El hombre había tenido una mujer. Una mujer a
la que había amado — eso decía. Cuándo, cuántos años hacía —
preguntaban los habitué.
No sabía. No se acordaba. Sólo recordaba
que, una vez, había tenido una mujer. De
ella no se olvidaría nunca.
Aquel hombre había llegado una noche, como perdido, y se
aquerenció en aquel boliche de la ribera. De estatura regular, tenía la cabeza
cana, los ojos claros y las manos finas. Manos de pianista, decían algunos; de cirujano, decían otros, o tal vez de tallador.
Tendría en esa época alrededor de sesenta años. Vestía trajes pasados de moda con camisa blanca y corbata que le daban cierto aire de distinción.
Todas las noches venía al café. Tarde, todas
las noches, y se quedaba hasta que el patrón bajaba la cortina. Tomaba solo, de
pie, acodado al mostrador con la mirada fija en la heladera de diez puertas,
sobre la que descansaba la estantería abarrotada de botellas de whisky, de ron, de
ginebra.
De espaldas a las mesas de truco, a la mesa de billar. Ajeno al ruido.
Y se iba, entrada la madrugada, tambaleándose por la vereda.
En la noche furtiva, cuando
los gatos salen a defender sus territorios por las azoteas y los últimos
trasnochados apuran de un trago la del estribo, el hombre hablaba de la mujer.
Que fue la mejor hembra que en la vida tuvo ---decía como hablando solo. Que tenía la piel de seda y el cuerpo de nácar, la
boca seductora y los ojos...los ojos negros y profundos que lo trastornaban. Que
lo enloquecían.
¿Quién era ella? Qué pasó
con ella —los otros querían saber.
Y el hombre se hundía en un mutismo umbroso, su mente se
perdía en un sin fin de recuerdos de los que se negaba a salir.
Volvía entonces a su obstinado silencio, con
la mirada fija en la heladera de las diez puertas.
Así, en varias oportunidades cuando el alcohol lo obnubilaba le habían oído
contar pedazos de su vida, reminiscencias de un pasado sombrío.

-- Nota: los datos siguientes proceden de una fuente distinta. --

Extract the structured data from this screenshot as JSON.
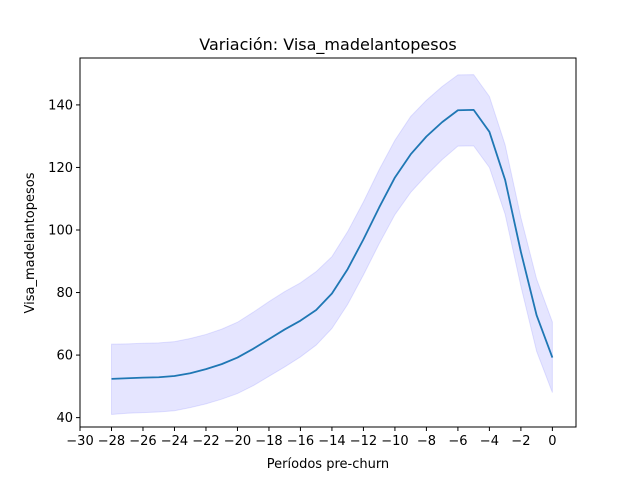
{
  "chart_data": {
    "type": "line",
    "title": "Variación: Visa_madelantopesos",
    "xlabel": "Períodos pre-churn",
    "ylabel": "Visa_madelantopesos",
    "xlim": [
      -30,
      1.5
    ],
    "ylim": [
      37,
      155
    ],
    "xticks": [
      -30,
      -28,
      -26,
      -24,
      -22,
      -20,
      -18,
      -16,
      -14,
      -12,
      -10,
      -8,
      -6,
      -4,
      -2,
      0
    ],
    "xtick_labels": [
      "−30",
      "−28",
      "−26",
      "−24",
      "−22",
      "−20",
      "−18",
      "−16",
      "−14",
      "−12",
      "−10",
      "−8",
      "−6",
      "−4",
      "−2",
      "0"
    ],
    "yticks": [
      40,
      60,
      80,
      100,
      120,
      140
    ],
    "ytick_labels": [
      "40",
      "60",
      "80",
      "100",
      "120",
      "140"
    ],
    "grid": false,
    "legend": false,
    "line_color": "#1f77b4",
    "band_color": "#0000ff",
    "series": [
      {
        "x": [
          -28,
          -27,
          -26,
          -25,
          -24,
          -23,
          -22,
          -21,
          -20,
          -19,
          -18,
          -17,
          -16,
          -15,
          -14,
          -13,
          -12,
          -11,
          -10,
          -9,
          -8,
          -7,
          -6,
          -5,
          -4,
          -3,
          -2,
          -1,
          0
        ],
        "y": [
          52.4,
          52.6,
          52.8,
          52.9,
          53.3,
          54.2,
          55.5,
          57.1,
          59.2,
          62.0,
          65.1,
          68.2,
          71.0,
          74.4,
          79.7,
          87.5,
          97.0,
          107.2,
          116.8,
          124.2,
          129.9,
          134.5,
          138.3,
          138.4,
          131.4,
          116.0,
          93.0,
          72.7,
          59.2
        ],
        "lower": [
          41.0,
          41.4,
          41.6,
          41.8,
          42.2,
          43.2,
          44.4,
          45.9,
          47.7,
          50.2,
          53.2,
          56.2,
          59.4,
          63.2,
          68.5,
          76.2,
          85.6,
          95.6,
          104.9,
          112.0,
          117.5,
          122.5,
          126.8,
          126.9,
          120.0,
          105.0,
          82.0,
          61.2,
          48.0
        ],
        "upper": [
          63.5,
          63.6,
          63.8,
          63.9,
          64.3,
          65.3,
          66.6,
          68.3,
          70.5,
          73.7,
          77.1,
          80.3,
          83.1,
          86.7,
          91.5,
          99.5,
          109.0,
          119.3,
          128.7,
          136.3,
          141.5,
          145.9,
          149.6,
          149.7,
          142.7,
          127.2,
          104.0,
          84.3,
          70.6
        ]
      }
    ]
  }
}
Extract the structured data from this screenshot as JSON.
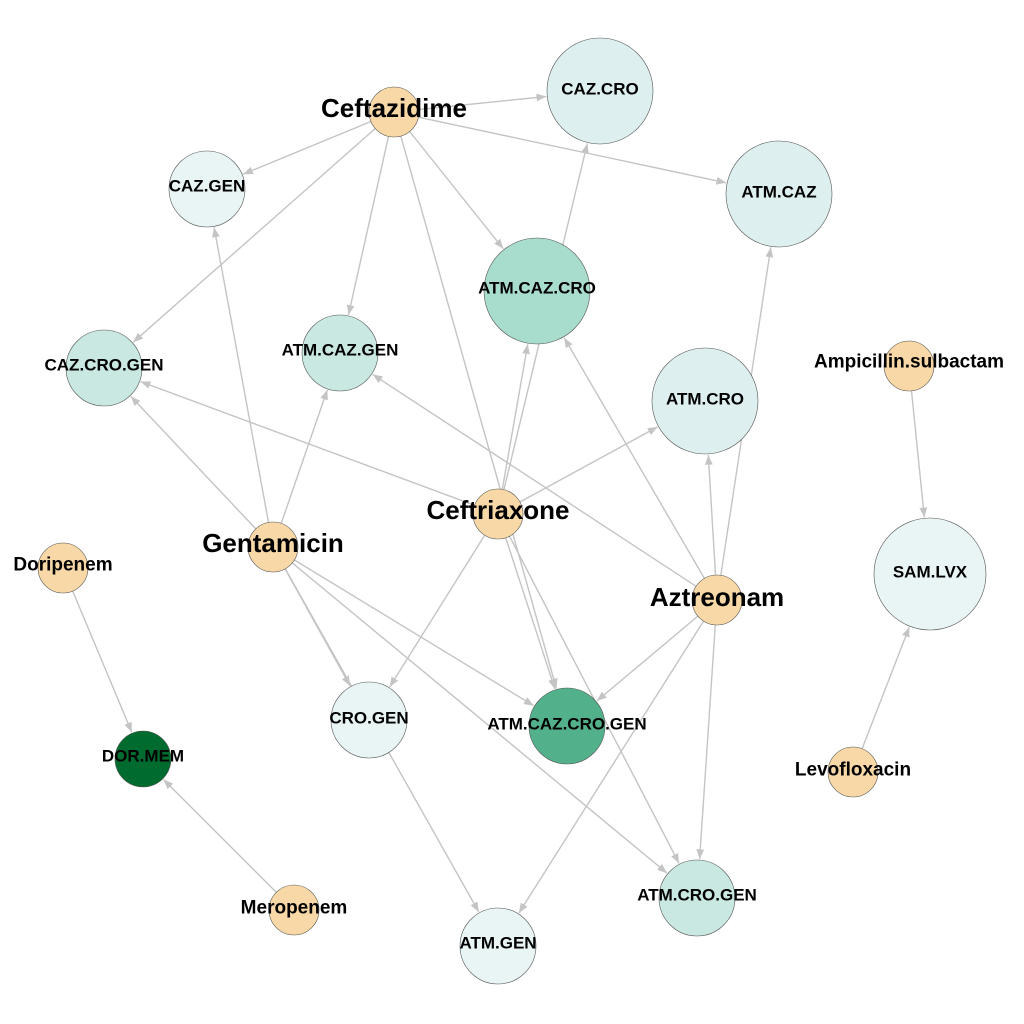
{
  "graph": {
    "colors": {
      "edge": "#c4c4c4",
      "drug": "#f8d8a6",
      "combo_palette": [
        "#e9f5f5",
        "#ddf0ef",
        "#c8e8e1",
        "#a8dccd",
        "#52b08a",
        "#006b2e"
      ]
    },
    "nodes": [
      {
        "id": "ceftazidime",
        "label": "Ceftazidime",
        "kind": "drug",
        "shade": 0
      },
      {
        "id": "ceftriaxone",
        "label": "Ceftriaxone",
        "kind": "drug",
        "shade": 0
      },
      {
        "id": "gentamicin",
        "label": "Gentamicin",
        "kind": "drug",
        "shade": 0
      },
      {
        "id": "aztreonam",
        "label": "Aztreonam",
        "kind": "drug",
        "shade": 0
      },
      {
        "id": "doripenem",
        "label": "Doripenem",
        "kind": "drug",
        "shade": 0
      },
      {
        "id": "meropenem",
        "label": "Meropenem",
        "kind": "drug",
        "shade": 0
      },
      {
        "id": "ampicillin-sulbactam",
        "label": "Ampicillin.sulbactam",
        "kind": "drug",
        "shade": 0
      },
      {
        "id": "levofloxacin",
        "label": "Levofloxacin",
        "kind": "drug",
        "shade": 0
      },
      {
        "id": "caz-cro",
        "label": "CAZ.CRO",
        "kind": "combo",
        "shade": 1
      },
      {
        "id": "caz-gen",
        "label": "CAZ.GEN",
        "kind": "combo",
        "shade": 0
      },
      {
        "id": "atm-caz",
        "label": "ATM.CAZ",
        "kind": "combo",
        "shade": 1
      },
      {
        "id": "atm-caz-cro",
        "label": "ATM.CAZ.CRO",
        "kind": "combo",
        "shade": 3
      },
      {
        "id": "caz-cro-gen",
        "label": "CAZ.CRO.GEN",
        "kind": "combo",
        "shade": 2
      },
      {
        "id": "atm-caz-gen",
        "label": "ATM.CAZ.GEN",
        "kind": "combo",
        "shade": 2
      },
      {
        "id": "atm-cro",
        "label": "ATM.CRO",
        "kind": "combo",
        "shade": 1
      },
      {
        "id": "sam-lvx",
        "label": "SAM.LVX",
        "kind": "combo",
        "shade": 0
      },
      {
        "id": "cro-gen",
        "label": "CRO.GEN",
        "kind": "combo",
        "shade": 0
      },
      {
        "id": "atm-caz-cro-gen",
        "label": "ATM.CAZ.CRO.GEN",
        "kind": "combo",
        "shade": 4
      },
      {
        "id": "dor-mem",
        "label": "DOR.MEM",
        "kind": "combo",
        "shade": 5
      },
      {
        "id": "atm-cro-gen",
        "label": "ATM.CRO.GEN",
        "kind": "combo",
        "shade": 2
      },
      {
        "id": "atm-gen",
        "label": "ATM.GEN",
        "kind": "combo",
        "shade": 0
      }
    ],
    "edges": [
      [
        "ceftazidime",
        "caz-cro"
      ],
      [
        "ceftazidime",
        "caz-gen"
      ],
      [
        "ceftazidime",
        "atm-caz"
      ],
      [
        "ceftazidime",
        "atm-caz-cro"
      ],
      [
        "ceftazidime",
        "caz-cro-gen"
      ],
      [
        "ceftazidime",
        "atm-caz-gen"
      ],
      [
        "ceftazidime",
        "atm-caz-cro-gen"
      ],
      [
        "ceftriaxone",
        "caz-cro"
      ],
      [
        "ceftriaxone",
        "atm-caz-cro"
      ],
      [
        "ceftriaxone",
        "caz-cro-gen"
      ],
      [
        "ceftriaxone",
        "atm-cro"
      ],
      [
        "ceftriaxone",
        "cro-gen"
      ],
      [
        "ceftriaxone",
        "atm-caz-cro-gen"
      ],
      [
        "ceftriaxone",
        "atm-cro-gen"
      ],
      [
        "gentamicin",
        "caz-gen"
      ],
      [
        "gentamicin",
        "caz-cro-gen"
      ],
      [
        "gentamicin",
        "atm-caz-gen"
      ],
      [
        "gentamicin",
        "cro-gen"
      ],
      [
        "gentamicin",
        "atm-caz-cro-gen"
      ],
      [
        "gentamicin",
        "atm-cro-gen"
      ],
      [
        "gentamicin",
        "atm-gen"
      ],
      [
        "aztreonam",
        "atm-caz"
      ],
      [
        "aztreonam",
        "atm-caz-cro"
      ],
      [
        "aztreonam",
        "atm-caz-gen"
      ],
      [
        "aztreonam",
        "atm-cro"
      ],
      [
        "aztreonam",
        "atm-caz-cro-gen"
      ],
      [
        "aztreonam",
        "atm-cro-gen"
      ],
      [
        "aztreonam",
        "atm-gen"
      ],
      [
        "doripenem",
        "dor-mem"
      ],
      [
        "meropenem",
        "dor-mem"
      ],
      [
        "ampicillin-sulbactam",
        "sam-lvx"
      ],
      [
        "levofloxacin",
        "sam-lvx"
      ]
    ]
  }
}
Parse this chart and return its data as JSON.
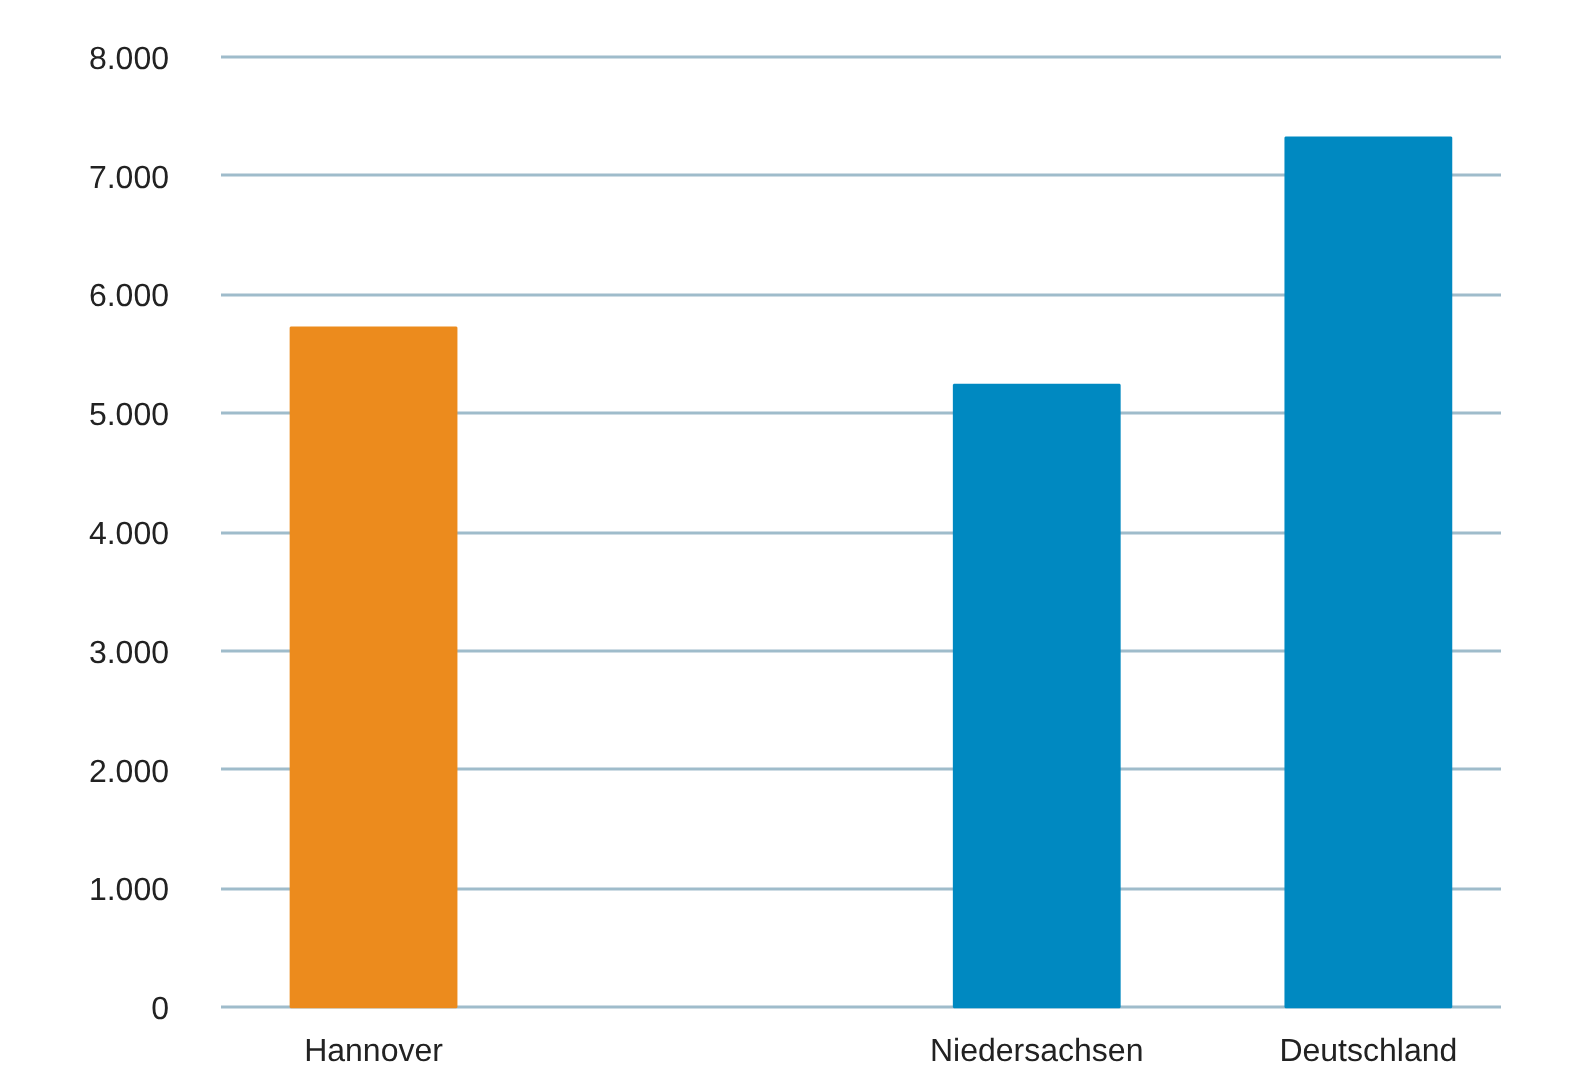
{
  "chart_data": {
    "type": "bar",
    "categories": [
      "Hannover",
      null,
      "Niedersachsen",
      "Deutschland"
    ],
    "values": [
      5720,
      null,
      5240,
      7320
    ],
    "colors": [
      "#ec8b1d",
      "#0089c1",
      "#0089c1",
      "#0089c1"
    ],
    "ylim": [
      0,
      8000
    ],
    "yticks": [
      {
        "value": 0,
        "label": "0"
      },
      {
        "value": 1000,
        "label": "1.000"
      },
      {
        "value": 2000,
        "label": "2.000"
      },
      {
        "value": 3000,
        "label": "3.000"
      },
      {
        "value": 4000,
        "label": "4.000"
      },
      {
        "value": 5000,
        "label": "5.000"
      },
      {
        "value": 6000,
        "label": "6.000"
      },
      {
        "value": 7000,
        "label": "7.000"
      },
      {
        "value": 8000,
        "label": "8.000"
      }
    ],
    "grid": "y"
  }
}
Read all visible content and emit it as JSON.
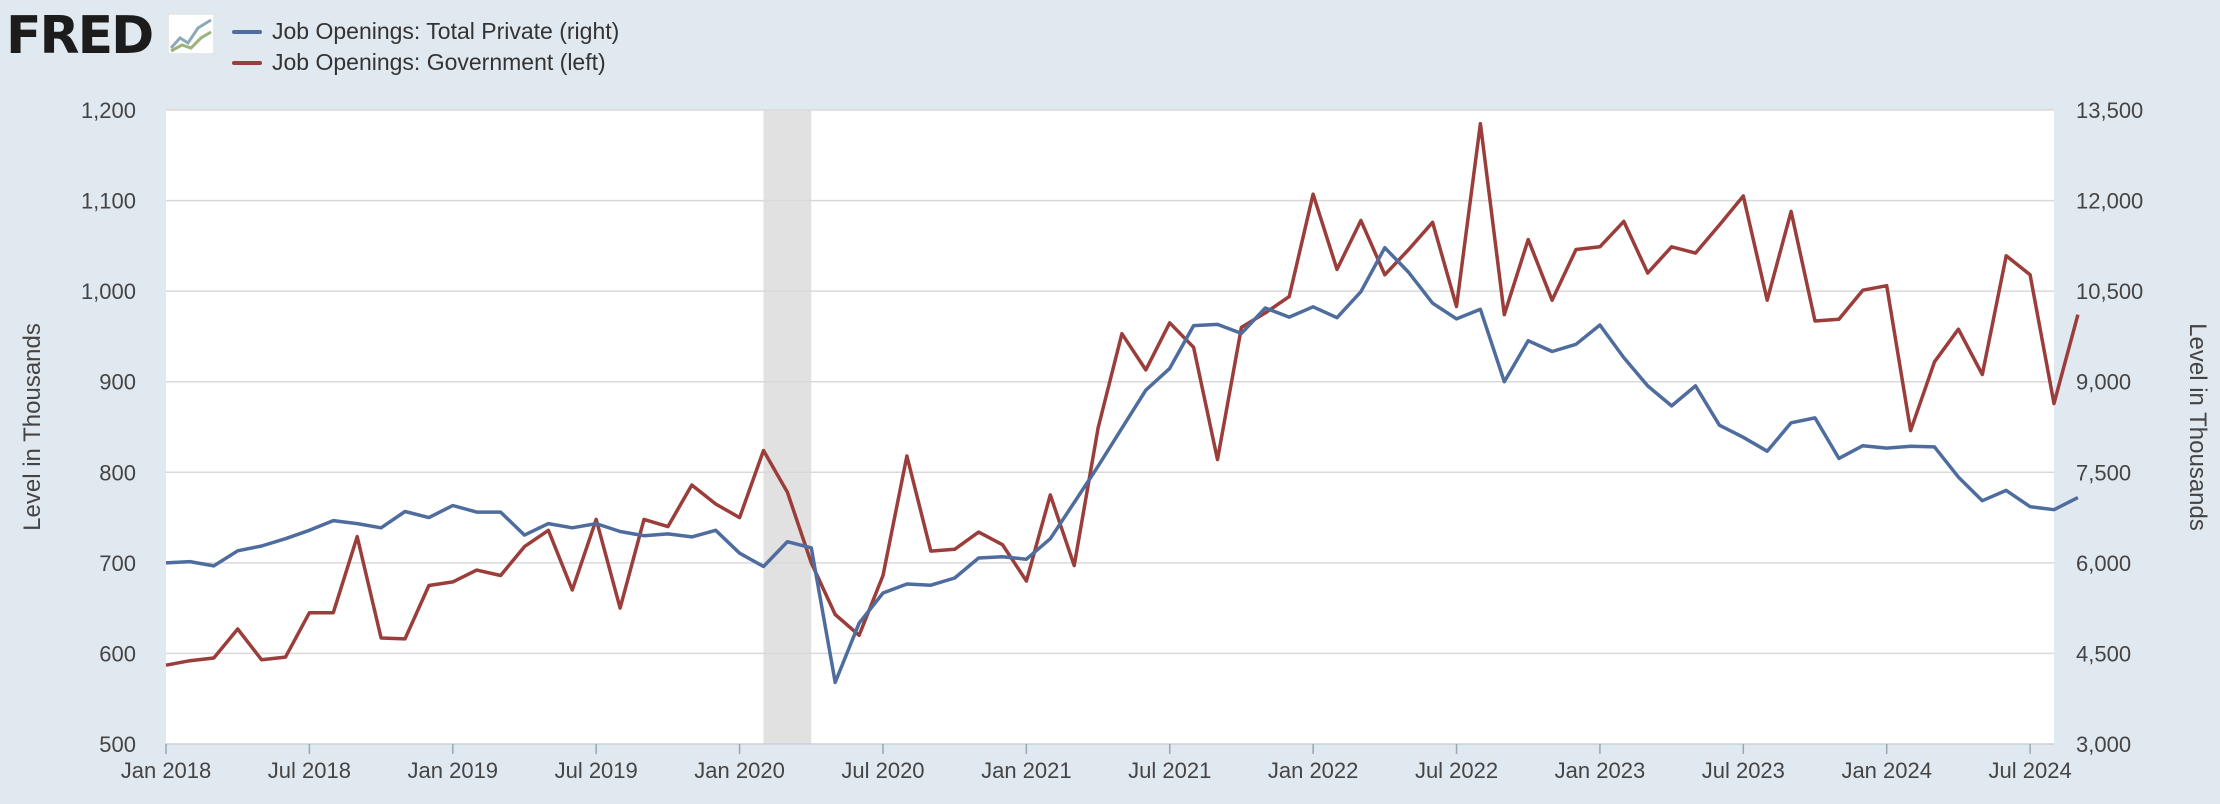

Hasta que una
noche, vaya a saber por qué causa, el hombre contó la historia de aquella mujer
que había tenido hacía muchos años. No sabía cuántos. No se acordaba.
La conoció una noche en una cena empresarial —contó. Se la
presentó un amigo. El se impactó al verla y los ojos de ella lo obligaron.
En aquel tiempo era gerente en una firma de plaza —recuerda y
entrecierra los ojos —tenía esposa y
tres hijos.
—Todo lo dejé por
ella. Para amar a aquella mujer abandoné mi casa, mi mujer y mis hijos. Por
seguirla día y noche, enfermo de celos, perdí mi empleo. Un día descubrí que me
engañaba, y la maté.
Largos años estuvo privado de libertad. No sabe para qué
salió.
—Si de todos modos sigo preso de aquella mujer —sigue
diciendo, —ella continúa burlándose de mí.
Y su familia. ¿Qué pasó con su familia? —todos preguntaban.
—No sé —decía el
hombre—, nunca quise saber.
Mi mujer —insistía— la mujer que tuve es aquella, la que maté con mis propias manos. La que
sigue viva en mí. La que continúa atormentándome. La mujer maldita, que nunca dejaré de
amar.
Había
llegado una noche, como perdido, a aquel boliche de la ribera.